2. Check the AHCI support in the BIOS

Enter the computer's SETUP, and verify that the disk is configured to use the IDE or AHCI communication standard. Prefer the AHCI mode which is much faster than the previous standard.



AHCI mode ensures that all SATA speed potential is used, avoiding communication bottlenecks due to the protocol used.


3. Sector size / partition alignment

In Windows XP, the hard drive is considered its smallest allocation unit at 512 bytes in size, which is the same size as the MBR. With this, the formatted disk physically has the 512 bytes of the MBR and soon after, the beginning of the partition containing the NTFS. If it has the standard of 4 Kb per sector, the first 512 physical bytes move the partition forward, staying out of place.
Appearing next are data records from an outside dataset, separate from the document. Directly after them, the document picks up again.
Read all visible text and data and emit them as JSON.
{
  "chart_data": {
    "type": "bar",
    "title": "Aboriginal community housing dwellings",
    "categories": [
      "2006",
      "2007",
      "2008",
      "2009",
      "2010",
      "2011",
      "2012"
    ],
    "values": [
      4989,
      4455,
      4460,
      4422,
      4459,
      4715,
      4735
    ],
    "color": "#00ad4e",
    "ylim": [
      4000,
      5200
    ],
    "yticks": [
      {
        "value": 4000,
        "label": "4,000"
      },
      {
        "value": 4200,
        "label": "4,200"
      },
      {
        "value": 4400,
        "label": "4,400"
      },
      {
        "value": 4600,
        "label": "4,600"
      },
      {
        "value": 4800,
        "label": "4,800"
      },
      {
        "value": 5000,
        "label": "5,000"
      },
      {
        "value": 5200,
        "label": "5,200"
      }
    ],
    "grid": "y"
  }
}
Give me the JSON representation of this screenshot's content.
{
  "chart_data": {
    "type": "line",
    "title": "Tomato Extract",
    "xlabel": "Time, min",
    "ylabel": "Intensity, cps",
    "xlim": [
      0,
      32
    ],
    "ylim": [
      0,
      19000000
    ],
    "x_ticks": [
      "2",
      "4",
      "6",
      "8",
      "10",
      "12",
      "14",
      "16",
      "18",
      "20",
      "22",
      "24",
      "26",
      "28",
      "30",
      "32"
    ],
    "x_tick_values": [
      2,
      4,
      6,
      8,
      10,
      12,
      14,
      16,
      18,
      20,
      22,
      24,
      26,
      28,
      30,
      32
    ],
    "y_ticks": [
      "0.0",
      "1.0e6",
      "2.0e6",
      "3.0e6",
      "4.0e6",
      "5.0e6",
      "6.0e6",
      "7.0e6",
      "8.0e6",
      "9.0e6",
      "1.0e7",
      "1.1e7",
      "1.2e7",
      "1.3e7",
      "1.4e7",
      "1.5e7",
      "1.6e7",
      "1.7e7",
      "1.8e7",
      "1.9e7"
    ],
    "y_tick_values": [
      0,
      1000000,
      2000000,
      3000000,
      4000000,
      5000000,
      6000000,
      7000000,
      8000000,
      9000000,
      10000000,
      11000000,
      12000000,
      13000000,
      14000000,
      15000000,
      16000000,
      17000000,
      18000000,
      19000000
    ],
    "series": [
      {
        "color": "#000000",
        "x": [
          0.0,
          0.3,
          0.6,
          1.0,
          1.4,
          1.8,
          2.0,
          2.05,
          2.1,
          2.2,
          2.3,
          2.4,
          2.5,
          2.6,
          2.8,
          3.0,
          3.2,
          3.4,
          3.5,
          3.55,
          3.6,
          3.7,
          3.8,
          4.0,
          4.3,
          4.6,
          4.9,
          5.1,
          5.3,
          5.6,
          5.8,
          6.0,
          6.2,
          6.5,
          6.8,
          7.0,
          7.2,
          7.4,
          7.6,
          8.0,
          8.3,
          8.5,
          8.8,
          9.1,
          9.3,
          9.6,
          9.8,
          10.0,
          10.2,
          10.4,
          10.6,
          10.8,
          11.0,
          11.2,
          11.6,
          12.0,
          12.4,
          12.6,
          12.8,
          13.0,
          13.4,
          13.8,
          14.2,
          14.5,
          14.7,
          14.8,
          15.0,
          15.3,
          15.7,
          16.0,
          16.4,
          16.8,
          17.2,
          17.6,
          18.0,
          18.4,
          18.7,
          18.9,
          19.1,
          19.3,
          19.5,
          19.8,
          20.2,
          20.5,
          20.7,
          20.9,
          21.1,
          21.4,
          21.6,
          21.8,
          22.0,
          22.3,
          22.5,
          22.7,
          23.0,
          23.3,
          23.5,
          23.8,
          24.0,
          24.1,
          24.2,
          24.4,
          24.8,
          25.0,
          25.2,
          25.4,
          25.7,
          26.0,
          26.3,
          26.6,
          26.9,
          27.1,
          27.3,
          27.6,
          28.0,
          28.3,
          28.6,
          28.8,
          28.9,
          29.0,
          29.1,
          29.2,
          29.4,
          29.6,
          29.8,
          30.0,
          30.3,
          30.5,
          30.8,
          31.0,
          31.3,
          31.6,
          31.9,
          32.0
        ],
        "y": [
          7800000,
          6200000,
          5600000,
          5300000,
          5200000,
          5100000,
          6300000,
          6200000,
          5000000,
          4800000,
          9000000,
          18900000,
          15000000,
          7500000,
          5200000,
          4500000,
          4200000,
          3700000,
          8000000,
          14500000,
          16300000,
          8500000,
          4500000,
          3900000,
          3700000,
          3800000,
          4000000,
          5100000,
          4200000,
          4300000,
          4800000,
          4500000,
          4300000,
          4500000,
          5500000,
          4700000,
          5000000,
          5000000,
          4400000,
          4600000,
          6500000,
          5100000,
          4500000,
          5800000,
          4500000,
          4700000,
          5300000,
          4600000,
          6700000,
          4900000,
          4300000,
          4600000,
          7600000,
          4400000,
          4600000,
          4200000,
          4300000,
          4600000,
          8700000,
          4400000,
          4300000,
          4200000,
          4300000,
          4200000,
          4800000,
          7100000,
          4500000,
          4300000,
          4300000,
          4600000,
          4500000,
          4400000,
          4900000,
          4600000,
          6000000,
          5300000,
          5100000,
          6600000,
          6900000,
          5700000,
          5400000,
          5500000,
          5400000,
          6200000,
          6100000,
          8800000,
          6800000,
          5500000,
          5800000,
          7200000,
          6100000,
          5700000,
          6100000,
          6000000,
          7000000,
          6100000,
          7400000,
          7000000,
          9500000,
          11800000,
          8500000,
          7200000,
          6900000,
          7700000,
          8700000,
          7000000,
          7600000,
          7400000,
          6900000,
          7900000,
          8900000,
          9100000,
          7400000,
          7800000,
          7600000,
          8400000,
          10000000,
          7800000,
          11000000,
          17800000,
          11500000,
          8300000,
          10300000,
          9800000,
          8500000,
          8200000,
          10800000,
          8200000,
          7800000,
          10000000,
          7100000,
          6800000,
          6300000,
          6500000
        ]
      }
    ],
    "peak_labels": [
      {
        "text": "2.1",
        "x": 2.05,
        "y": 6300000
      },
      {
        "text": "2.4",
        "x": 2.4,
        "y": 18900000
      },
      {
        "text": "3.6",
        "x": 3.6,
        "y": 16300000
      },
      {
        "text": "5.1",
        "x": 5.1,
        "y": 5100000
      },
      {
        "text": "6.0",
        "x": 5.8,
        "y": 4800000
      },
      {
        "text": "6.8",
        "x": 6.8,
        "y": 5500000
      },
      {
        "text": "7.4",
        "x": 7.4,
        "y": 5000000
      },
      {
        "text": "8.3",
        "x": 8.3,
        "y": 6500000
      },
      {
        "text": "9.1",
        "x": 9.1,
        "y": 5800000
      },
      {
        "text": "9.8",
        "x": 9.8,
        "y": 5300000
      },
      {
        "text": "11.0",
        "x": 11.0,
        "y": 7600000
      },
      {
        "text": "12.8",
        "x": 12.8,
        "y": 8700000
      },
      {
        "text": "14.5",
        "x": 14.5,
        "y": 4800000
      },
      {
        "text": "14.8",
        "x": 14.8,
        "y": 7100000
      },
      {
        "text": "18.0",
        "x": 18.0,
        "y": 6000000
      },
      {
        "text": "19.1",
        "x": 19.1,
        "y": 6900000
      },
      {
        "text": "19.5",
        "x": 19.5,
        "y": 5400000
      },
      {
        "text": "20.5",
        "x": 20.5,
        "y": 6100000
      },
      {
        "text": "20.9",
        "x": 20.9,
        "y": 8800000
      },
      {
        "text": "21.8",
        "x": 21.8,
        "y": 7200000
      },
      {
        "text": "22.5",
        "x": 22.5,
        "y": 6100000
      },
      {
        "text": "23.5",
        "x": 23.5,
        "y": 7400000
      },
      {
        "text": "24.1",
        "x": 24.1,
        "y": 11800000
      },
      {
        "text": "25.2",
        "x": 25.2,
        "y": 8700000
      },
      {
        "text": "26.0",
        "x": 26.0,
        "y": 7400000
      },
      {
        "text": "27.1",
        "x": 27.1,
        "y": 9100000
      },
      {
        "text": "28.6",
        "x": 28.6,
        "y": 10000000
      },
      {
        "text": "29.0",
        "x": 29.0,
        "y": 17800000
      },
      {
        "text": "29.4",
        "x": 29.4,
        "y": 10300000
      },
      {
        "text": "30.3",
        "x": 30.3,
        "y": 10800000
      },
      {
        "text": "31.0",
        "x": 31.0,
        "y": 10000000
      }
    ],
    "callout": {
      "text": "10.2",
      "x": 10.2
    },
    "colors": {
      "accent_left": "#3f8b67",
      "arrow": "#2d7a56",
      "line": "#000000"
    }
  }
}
As much as you have seen these steps, and are still suffering from the very low speed of the SSD, bordering on the speed of a simple pen drive, very well, it is quite possible that your SSD is damaged, or with really bad quality NAND chips , and this is what manufacturers are hiding from you, today, now, at this moment.


This disc above, was tested by our team, we acquired an equal product, to perform some performance tests. We bought a disc already used, with a "friendly" price in Mercado Livre from someone wanting to dispose of the product.

His benchmarks are shown here:


His performance is really bad, bordering on collapse, but the same model, on review and benchmark sites, shows a much higher performance:

According to this site, the benchmark was sensational:


The same disk achieved writing speeds 38x higher than the disk we performed in our tests, not bad, is not it?

In this another site, a user reports that his SSD of the same model has a write rate of around 2 MB / s, while the sequential reading is 400 MB / s, according to this test:



What we suggest in these cases, is that you do the test as soon as possible, and if it is still under warranty, use it to recover your investment as soon as possible, do not keep a defective unit thinking it is a problem from beyond, or your SATA bus, or your processor, yes, the problem is with NAND chips, and you don’t need to be a super expert to know that such low speeds smell like deceit with users.

Do not trust benchmark sites that are funded by companies and manufacturers themselves in exchange for advertisements. The Tutorial TI website has no link with any company and / or hardware manufacturer, and does not earn a penny with indications or percentage of sale of products from manufacturer X or Y, we are totally independent, with a commitment only to our readers. site.

Comment here if you also have a slow SSD, if possible with the make and model, and the speed rates obtained.

I hope I have helped anyone who has these same problems.